Diamonds price per carat does not increase smoothly with their increasing sizes. Instead, there may be sharp jumps in price around milestone carat weights, because demand is much higher for diamonds weighing more than a milestone than for diamonds weighing less. For instance, a 0.95-carat diamond may have a lower price per carat than a 1.05-carat diamond, because of the differences in their demand. Diamond clarity is a measure of internal defects, which is known as inclusions. Inclusions may be crystals of foreign materials, another diamond crystal, or structural impurities, such as cracks that appear white or cloudy. Systems to grade clarity have been developed by the Gemological Institute of America (GIA) and other organizations, which are based on diamond inclusions that are visible to trained professionals when a diamond is viewed under 10x magnification.

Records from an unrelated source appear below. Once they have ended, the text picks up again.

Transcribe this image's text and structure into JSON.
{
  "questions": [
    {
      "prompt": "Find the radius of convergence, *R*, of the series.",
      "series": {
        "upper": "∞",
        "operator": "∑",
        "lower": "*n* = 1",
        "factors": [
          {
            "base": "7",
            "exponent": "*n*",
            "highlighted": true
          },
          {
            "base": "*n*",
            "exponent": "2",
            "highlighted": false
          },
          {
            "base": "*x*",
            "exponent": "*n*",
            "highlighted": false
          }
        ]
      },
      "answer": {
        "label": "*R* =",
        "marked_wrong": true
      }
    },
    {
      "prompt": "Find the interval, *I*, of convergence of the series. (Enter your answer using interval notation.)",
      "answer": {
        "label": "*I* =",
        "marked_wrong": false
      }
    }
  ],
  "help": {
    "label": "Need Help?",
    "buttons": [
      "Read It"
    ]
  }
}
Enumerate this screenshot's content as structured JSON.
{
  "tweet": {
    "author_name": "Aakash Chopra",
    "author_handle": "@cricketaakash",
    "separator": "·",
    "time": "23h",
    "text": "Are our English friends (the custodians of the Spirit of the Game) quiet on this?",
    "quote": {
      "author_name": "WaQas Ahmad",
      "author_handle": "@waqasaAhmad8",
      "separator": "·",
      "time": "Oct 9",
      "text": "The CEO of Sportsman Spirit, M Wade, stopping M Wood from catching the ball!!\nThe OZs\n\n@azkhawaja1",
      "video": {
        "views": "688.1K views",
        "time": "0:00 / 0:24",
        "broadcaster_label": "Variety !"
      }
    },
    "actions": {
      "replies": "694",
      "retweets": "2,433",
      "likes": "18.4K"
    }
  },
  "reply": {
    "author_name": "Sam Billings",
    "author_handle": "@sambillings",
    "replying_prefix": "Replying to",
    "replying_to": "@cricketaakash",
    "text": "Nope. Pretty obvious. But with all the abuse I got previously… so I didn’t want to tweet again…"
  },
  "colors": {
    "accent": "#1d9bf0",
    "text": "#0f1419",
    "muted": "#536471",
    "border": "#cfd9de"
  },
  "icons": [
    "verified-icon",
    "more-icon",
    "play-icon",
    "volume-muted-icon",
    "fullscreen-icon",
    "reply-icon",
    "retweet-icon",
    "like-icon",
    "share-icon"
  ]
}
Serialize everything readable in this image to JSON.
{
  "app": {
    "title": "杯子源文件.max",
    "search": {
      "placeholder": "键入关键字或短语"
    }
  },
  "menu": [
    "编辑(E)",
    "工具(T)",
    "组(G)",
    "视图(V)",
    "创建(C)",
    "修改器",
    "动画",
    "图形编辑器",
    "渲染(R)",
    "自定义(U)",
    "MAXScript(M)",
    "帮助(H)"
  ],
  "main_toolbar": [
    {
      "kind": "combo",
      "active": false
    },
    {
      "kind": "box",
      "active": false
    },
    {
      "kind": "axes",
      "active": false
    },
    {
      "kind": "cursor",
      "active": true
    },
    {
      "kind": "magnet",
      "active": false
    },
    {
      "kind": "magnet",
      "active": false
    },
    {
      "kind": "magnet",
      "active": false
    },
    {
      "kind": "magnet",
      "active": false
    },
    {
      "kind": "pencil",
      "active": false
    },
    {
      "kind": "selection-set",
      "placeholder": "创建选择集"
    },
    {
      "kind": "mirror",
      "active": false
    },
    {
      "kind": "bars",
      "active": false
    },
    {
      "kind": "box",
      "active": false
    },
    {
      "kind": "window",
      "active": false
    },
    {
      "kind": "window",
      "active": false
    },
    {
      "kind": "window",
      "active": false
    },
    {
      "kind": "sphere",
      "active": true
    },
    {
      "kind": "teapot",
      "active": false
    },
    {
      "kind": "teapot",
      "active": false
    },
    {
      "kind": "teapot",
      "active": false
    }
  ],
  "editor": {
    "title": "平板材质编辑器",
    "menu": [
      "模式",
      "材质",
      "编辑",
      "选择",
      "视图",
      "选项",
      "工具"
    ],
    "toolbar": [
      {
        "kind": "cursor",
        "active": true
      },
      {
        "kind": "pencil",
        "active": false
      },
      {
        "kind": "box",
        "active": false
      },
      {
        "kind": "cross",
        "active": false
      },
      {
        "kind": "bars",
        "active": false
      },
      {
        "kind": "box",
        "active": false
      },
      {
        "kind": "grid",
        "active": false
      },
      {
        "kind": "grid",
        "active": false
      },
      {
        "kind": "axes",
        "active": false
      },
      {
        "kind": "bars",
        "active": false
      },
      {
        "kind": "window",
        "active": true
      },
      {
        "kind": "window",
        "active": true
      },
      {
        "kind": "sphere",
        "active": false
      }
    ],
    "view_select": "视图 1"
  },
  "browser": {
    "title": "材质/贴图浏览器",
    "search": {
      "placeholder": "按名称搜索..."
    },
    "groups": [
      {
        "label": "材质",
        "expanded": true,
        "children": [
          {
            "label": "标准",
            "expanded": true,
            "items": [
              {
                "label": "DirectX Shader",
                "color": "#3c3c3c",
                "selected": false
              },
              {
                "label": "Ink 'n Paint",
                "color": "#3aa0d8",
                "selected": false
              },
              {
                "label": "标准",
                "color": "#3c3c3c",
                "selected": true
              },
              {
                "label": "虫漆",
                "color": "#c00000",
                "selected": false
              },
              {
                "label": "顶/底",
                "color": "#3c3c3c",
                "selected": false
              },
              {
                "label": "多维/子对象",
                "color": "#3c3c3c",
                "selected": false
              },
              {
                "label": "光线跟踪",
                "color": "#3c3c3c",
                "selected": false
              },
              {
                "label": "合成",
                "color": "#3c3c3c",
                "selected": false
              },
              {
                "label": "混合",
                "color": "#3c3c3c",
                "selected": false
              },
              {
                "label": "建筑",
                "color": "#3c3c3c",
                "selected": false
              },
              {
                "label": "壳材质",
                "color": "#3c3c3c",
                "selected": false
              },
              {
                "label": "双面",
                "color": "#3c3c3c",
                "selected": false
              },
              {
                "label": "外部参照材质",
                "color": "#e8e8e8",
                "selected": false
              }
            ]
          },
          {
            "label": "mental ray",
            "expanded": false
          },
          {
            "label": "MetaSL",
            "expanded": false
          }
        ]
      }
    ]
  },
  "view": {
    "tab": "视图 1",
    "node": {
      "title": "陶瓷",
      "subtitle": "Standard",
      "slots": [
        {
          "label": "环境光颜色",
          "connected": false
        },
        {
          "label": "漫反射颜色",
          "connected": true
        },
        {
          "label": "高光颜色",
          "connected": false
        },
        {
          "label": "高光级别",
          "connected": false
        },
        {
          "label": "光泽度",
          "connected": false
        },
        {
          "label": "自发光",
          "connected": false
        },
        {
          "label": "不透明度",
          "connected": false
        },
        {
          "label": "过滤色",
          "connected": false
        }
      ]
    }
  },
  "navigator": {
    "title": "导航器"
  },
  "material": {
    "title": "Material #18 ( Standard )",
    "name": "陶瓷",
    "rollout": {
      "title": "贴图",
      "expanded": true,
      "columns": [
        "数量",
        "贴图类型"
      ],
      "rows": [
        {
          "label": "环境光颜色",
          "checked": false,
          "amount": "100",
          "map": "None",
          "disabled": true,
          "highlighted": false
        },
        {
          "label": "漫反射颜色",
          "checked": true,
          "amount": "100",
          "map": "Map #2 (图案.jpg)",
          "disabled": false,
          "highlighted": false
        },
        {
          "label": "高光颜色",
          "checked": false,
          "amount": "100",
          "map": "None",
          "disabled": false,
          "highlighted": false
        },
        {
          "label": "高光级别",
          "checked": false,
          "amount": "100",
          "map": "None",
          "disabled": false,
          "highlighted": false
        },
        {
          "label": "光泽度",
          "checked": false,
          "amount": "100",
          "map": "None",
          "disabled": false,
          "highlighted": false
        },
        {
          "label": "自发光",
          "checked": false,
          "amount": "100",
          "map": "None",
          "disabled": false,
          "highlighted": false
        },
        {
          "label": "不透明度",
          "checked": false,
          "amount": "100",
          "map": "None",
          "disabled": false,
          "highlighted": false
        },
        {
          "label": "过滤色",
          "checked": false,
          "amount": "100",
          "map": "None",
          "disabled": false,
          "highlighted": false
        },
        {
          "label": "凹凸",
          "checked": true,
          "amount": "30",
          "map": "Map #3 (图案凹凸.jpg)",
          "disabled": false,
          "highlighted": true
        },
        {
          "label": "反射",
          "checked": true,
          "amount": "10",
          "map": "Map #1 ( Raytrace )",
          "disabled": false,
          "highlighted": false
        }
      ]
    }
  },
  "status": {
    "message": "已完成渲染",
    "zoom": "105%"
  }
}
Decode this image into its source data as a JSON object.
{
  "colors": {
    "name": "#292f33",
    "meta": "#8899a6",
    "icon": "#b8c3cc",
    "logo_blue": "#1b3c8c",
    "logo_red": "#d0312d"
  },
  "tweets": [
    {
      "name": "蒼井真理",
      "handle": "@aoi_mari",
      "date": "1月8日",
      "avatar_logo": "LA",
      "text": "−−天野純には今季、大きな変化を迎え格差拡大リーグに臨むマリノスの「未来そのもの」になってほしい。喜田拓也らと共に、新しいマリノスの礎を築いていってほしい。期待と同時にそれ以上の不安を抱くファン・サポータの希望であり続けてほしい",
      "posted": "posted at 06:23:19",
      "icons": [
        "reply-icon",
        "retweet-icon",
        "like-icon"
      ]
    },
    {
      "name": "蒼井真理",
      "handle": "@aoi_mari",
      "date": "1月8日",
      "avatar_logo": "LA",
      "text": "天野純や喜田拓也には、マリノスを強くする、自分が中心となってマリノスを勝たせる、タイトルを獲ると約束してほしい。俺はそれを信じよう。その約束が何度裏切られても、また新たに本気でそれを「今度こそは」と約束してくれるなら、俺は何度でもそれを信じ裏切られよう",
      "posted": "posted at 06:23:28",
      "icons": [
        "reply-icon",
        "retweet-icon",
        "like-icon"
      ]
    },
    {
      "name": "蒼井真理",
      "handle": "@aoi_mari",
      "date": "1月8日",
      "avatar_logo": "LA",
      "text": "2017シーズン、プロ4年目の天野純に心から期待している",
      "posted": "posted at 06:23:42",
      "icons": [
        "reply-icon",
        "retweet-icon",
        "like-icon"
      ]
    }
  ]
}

It is rare to find higher clarity grades, and only 20 percent of all diamonds mined have a clarity rating that is high enough for the diamond to be considered for use as a gemstone with a significant portion containing one or more visible inclusions. Diamonds that don’t contain visible inclusions are known as “eye-clean,” and are the most preferred by buyers. Large cracks that are close to or breaking the surface may also reduce a diamond’s resistance to fracture. A chemically pure and structurally perfect diamond is defined as a transparent diamond with no hue or color. The color of the diamond is affected by chemical impurities in the crystal lattice. A diamond’s color may detract from or enhance the diamond’s value. Most white diamonds are discounted in price as more yellow hue is detected, whereas pink or blue diamonds may be much more valuable.
Nitrogen is the most common impurity, which replaces a small portion of the carbon atoms in a diamond’s structure and causes a yellowish or brownish tint. A color rating system was developed by the GIA for the color in white diamonds from “D” to “Z.” A D color rating is considered to be colorless, and a “Z” coloration is considered to have a bright yellow coloration. Diamonds with high color grades are more rare, which causes higher demand, and a higher price than lower color grades. Diamonds that are pink, blue, yellow, green, and other colors are known as “fancy.”
A diamond’s cut describes the manner in which diamonds are shaped and polished from their beginning form as a rough stone to their final gem proportions. The cut is also used to describe the quality of workmanship and the angles to which a diamond is cut. Specialists must use mathematical guidelines for the diamond’s angles and length ratios to determine how a diamond should be cut to reflect the maximum amount of light. Round cut diamonds are the most common, and are guided by the specific guidelines, but fancy cut diamonds are not able to be accurately guided by the guidelines. The round brilliant cut was developed by Marcel Tolkowsky, and calculates the ideal diamond shape to return and scatter light when a diamond is viewed from above.